Парадокс № 1 можно отнести к тропам по сходству (компаративный вид), типа метафоры. Он состоит в транспозиции кода скульптуры как визуального вида искусства. Примером может служить созданная Бранкузи в 1920 году скульптура для слепых – мешок с яйцевидным мраморным объектом внутри, предназначенным для ощупывания [илл. 14]. Эта авангардная идея отсылает к архаической традиции, связанной с сакральной идентификацией человеческого тела (=руки) и ритуального объекта. Смена типа перцепции ведет к взаимному наложению членов оппозиции видимое/невидимое и тем самым размещает смысл пластического сообщения в зоне парадокса.
Другой парадокс Бранкузи разворачивает значение противопоставления видимое/невидимое в аспекте парности на уровне иконографии, то есть изобразительной семантики. Одна из центральных в его искусстве тем – противопоставленность света и тьмы, и она соотнесена с упомянутой оппозицией видимое/невидимое. Бранкузи следует представлениям архаической традиции, согласно которой свет эквивалентен глазу[23]. Тема зрения очень значима для мастера: в абстрактных и полуабстрактных женских портретах акцентируются глаза. Мотив парности у Бранкузи, восходящий к архаическому близнечному культу и к Платону, маркирует эротическую тему его творчества (например, серии «Поцелуй», «Пингвины»)[24]. Бинарность как общий принцип отнесен и к мотивам зрения. Однако особенно ярко принцип парности проявляется в тех случаях, где возникает отступление от него: так возникает тема одноглазия («Спящая Муза», 1910) [илл. 15]. Одноглазие эквивалентно у Бранкузи сверхглазу, каковым в мифопоэтической традиции, на которую ориентирован скульптор, выступает верховный глаз – Солнце. По признаку солнца-света мотив отсутствующего члена как усеченной парности тесно связан у Бранкузи с утопической идеей, иконографически представленной в серии «Пингвины»[25], и воплотился в иконографии серии «Колонна». Двойственность эротико-утопической программы мастера, проявившейся в принципе усеченной парности, в терминах фигур речи выступает как эллипсис – маркированное опускание некоторых элементов в нормативной конструкции фразы (в данном случае – органически естественной или привычной в рамках иконографии мастера парности).
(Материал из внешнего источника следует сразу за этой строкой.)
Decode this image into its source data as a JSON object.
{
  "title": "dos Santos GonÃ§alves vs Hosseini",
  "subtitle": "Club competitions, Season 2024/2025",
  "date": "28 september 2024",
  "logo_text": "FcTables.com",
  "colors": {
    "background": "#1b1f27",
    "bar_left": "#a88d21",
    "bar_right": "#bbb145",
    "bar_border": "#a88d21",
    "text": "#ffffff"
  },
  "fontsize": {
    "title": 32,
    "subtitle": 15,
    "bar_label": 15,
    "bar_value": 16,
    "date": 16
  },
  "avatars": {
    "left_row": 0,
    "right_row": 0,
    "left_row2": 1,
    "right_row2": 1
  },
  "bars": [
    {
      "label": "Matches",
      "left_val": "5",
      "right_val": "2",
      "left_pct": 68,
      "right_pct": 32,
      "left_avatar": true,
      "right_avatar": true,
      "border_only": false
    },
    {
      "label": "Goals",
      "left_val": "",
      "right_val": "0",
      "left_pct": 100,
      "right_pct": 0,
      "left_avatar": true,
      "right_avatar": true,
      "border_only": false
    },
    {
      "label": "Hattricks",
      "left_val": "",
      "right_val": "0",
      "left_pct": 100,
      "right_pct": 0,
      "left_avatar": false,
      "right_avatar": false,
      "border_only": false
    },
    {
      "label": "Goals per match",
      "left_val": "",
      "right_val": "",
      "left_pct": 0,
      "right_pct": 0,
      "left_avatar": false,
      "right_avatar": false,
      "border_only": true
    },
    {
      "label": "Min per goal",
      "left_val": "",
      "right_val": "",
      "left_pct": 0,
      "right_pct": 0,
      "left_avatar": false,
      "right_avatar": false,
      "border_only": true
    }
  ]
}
Илл. 14. К. Бранкузи. Скульптура для слепых. 1920. Художественный музей. Филадельфия.
Илл. 15. К. Бранкузи. Спящая Муза. 1910. Бронза. Национальный музей современного искусства. Париж.
Наконец, еще один троп Бранкузи касается морфологии формы и связан с его концептом абсолюта. В нем идея дуальности свет – тьма находит свое дальнейшее развитие. По собственному признанию скульптора, он мечтал о форме, которая не отбрасывала бы тени на саму себя. Увлеченный философскими идеями Платона, Бранкузи соотносит с идеальной формой геометрическое тело шара – его бестеневое абсолютное начало. Форму, которую он в результате создает, можно назвать семиотически грамотной – мастер идет по пути антиномии и, чтобы показать бестеневое начало, вводит тень: поверхность шарообразной формы его скульптуры («Прометей», 1911 – из серии «Яйцо») нарушена небольшим бугорком, отбрасывающим тень на идеальную поверхность, разрушая тем самым эту идеальность [илл. 16]. Таким образом, Бранкузи пластически декларирует отсутствие тени посредством ее значимого наличия. Совмещение несовместимого в этом произведении можно отнести к фигуре оксюморона. Антитетичность Бранкузи в терминах риторики можно обозначить и как оксюморон, и как эллипсис. Риторическое осмысление мотива парности мы находим и у Петрова-Водкина. Мастеру свойственны дуальные композиции («Две девушки», 1915, «Мальчики», 1911, «Новоселье», 1936). Эта парность на уровне синтаксиса изобразительного текста (то есть зеркальная симметрия по отношению к вертикальной оси) корреспондирует с парностью на уровне семантики: так, на картине 1923 года «После боя» оппозиция жизнь/смерть визуально представлена как композиционная и цветовая противопоставленность верхней и нижней частей полотна – реального живого мира и мира мертвых, о которых вспоминают после боя (зеркальная симметрия по отношению к горизонтальной оси) [илл. 17].
Илл. 16. К. Бранкузи. Прометей. 1911. Мрамор. Художественный музей. Филадельфия.
Симметричные «рифмованные» композиции Петрова-Водкина с точки зрения риторики обращаются к фигуре параллелизма, свойственной каноническому искусству и примитиву. Параллелизм как стилистическая фигура особенно характерен для неопримитивизма М. Ларионова, где он охватывает прежде всего интермедиальную сферу – имею в виду параллелизм вербального и визуального рядов в изображениях Весны – Осени – Зимы – Лета и подписей под ними. Кроме того, типичный для примитива композиционный принцип ковровой соположенности равнозначных элементов зрительного ряда обнаруживает синтагматический параллелизм. Риторика симметрии корреспондирует с фюнеральным кодом советской культуры 30-х годов (ср. погребальную тему, проходящую через мемориалы, мавзолей Ленина, иконографию московского метро и архитектуру ложного классицизма).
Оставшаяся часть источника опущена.